In this guide, I explain the following daunting message that can occur when attempting an SSH connection to a remote server:
@@@@@@@@@@@@@@@@@@@@@@@@@@@@@@@@@@@@@@@@@@@@@@@@@@@@@@@@@@@
@ WARNING: REMOTE HOST IDENTIFICATION HAS CHANGED! @
@@@@@@@@@@@@@@@@@@@@@@@@@@@@@@@@@@@@@@@@@@@@@@@@@@@@@@@@@@@
IT IS POSSIBLE THAT SOMEONE IS DOING SOMETHING NASTY!
Someone could be eavesdropping on you right now (man-in-the-middle attack)!
It is also possible that a host key has just been changed.
The fingerprint for the RSA key sent by the remote host is
SHA256:uNiVztksCsDhcc0u9e8BujQXVUpKZIDTMczCvj3tD2s.
Please contact your system administrator.
Add correct host key in ~/.ssh/known_hosts to get rid of this message.
Host key for 123.45.678.9 has changed and you have requested strict checking.
Host key verification failed.
To begin, I’m going to explain why this message is happening, and then I will explain how to fix it.
Why is this message happening?
This message can occur when there’s a mismatch between security keys used to authenticate connections with a remote server.
To understand this security key system, first note that whenever you attempt to communicate via SSH with a server you’ve never connected to before, you receive a message like the following:
> ssh user@123.45.678.9
The authenticity of host 123.45.678.9 can't be established.
ECDSA key fingerprint is SHA256:p2QAMXNIC1TJYWeIOttrVc98/R1BUFWu3/LiyKgUfQM.
Are you sure you want to continue connecting (yes/no/[fingerprint])?
This message is effectively saying “I don't recognize the server you’re trying to connect to for the first time; do you trust it and want to continue the connection?”
If you say yes, the remote server sends a public key that correlates with a private key stored on their server. This public key is recorded on your system in the file ~/.ssh/known_hosts.
Then, for every subsequent connection you attempt to make with that remote server, they initiate a challenge-response authentication protocol. This means they first send a challenge, which is just a message encrypted with their private key.

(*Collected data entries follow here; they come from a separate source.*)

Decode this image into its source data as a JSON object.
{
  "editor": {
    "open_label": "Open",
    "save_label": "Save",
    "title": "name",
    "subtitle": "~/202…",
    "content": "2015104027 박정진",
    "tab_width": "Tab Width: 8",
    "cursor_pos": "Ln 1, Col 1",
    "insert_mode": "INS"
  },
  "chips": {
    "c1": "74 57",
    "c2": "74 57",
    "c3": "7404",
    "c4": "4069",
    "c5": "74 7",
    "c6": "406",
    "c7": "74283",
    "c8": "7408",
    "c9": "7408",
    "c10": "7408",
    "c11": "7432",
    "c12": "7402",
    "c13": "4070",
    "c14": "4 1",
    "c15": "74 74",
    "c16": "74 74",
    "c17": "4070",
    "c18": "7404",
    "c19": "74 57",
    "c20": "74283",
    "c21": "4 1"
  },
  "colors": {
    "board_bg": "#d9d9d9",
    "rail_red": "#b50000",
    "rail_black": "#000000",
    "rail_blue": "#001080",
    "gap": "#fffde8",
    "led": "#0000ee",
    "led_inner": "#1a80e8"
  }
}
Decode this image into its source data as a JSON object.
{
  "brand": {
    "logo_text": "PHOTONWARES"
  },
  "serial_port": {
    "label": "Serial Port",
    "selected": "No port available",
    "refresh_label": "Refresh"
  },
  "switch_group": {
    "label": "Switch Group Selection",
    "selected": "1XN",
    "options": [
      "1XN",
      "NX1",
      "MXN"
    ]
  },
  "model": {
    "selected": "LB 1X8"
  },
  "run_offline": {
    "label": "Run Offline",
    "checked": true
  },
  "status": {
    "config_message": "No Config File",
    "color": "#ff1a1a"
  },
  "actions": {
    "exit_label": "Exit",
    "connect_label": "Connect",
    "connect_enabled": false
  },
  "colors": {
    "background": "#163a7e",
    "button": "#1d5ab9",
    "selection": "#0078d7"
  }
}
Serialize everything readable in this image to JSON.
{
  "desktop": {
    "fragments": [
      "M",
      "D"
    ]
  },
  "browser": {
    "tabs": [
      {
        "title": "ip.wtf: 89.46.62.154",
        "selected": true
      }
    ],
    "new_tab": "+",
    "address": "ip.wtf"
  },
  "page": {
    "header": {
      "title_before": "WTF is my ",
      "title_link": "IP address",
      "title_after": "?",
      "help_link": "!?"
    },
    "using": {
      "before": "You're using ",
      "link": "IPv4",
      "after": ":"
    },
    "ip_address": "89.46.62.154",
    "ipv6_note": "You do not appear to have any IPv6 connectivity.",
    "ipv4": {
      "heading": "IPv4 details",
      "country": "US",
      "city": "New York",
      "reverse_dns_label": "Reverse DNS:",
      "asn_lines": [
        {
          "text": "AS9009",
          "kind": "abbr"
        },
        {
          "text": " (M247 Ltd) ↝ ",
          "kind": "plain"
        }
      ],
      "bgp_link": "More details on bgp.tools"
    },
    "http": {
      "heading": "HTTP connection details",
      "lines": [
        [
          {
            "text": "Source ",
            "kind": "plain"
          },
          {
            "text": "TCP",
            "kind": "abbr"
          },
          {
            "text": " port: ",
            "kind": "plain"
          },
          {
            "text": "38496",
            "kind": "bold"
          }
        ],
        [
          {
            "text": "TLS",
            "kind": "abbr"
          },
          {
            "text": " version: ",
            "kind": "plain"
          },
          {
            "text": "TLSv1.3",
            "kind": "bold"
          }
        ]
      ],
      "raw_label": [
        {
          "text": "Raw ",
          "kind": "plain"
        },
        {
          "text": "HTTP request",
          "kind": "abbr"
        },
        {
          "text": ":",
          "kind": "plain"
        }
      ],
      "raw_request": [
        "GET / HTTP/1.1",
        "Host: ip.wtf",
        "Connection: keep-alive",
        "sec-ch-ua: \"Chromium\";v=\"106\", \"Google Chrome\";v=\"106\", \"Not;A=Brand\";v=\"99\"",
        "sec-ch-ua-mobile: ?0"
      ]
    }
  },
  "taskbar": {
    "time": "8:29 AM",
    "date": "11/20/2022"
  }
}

Your system must decrypt this challenge message using the public key you have stored for that server, and send the unencrypted response back. If your system’s response matches the expected value, the connection is authenticated.
If your system’s response does not match, this indicates there’s some problem so the connection fails and you see the above failure message.
Why might the keys fail?
In the failure message, it lists two possible reasons the key authentication may be failing:
- “Someone could be eavesdropping on you right now (man-in-the-middle attack)!”
- “It is also possible that a host key has just been changed.”
The first reason, a man-in-the-middle attack, is a type of cyber attack where a hacker intercepts and tampers with the communication between two systems. The fact that your key and the remote server’s keys are failing to match up is a red flag that this kind of attack could be occurring.
More often than not, though, the cause for failure is actually the second reason - the host key has been changed.
As an example of this, in March 2023 Github.com reset their public key after it had been compromised.
Another example I’ve seen is when I attempted to connect to one of my own servers where I had just done a new install of an operating system, thereby changing the public key that had been on that server.
How do we fix it?
To fix the issue, you need to update the public key you have stored for the remote server you’re connecting to.
To do this, first open your ~/.ssh/known_hosts file and remove the existing public key for the remote server.
Then, initiate a connection with the remote server and you’ll again see the “Do you trust this server” message described above:
> ssh user@123.45.678.9
The authenticity of host 'domain.com (123.45.678.9)' can't be established.
ECDSA key fingerprint is SHA256:p2QAMXNIC1TJYWeIOttrVc98/R1BUFWu3/LiyKgUfQM.
Are you sure you want to continue connecting (yes/no/[fingerprint])?
To be extra careful, you should verify the public key it’s reporting in this message (the key fingerprint) matches the actual public key used by the server you’re connecting to. Using Github has an example, you can see their public keys here....
Assuming everything checks out, type yes and hit enter, and the new public key will be written to your system’s ~/.ssh/known_hosts file and used to authenticate subequent connections.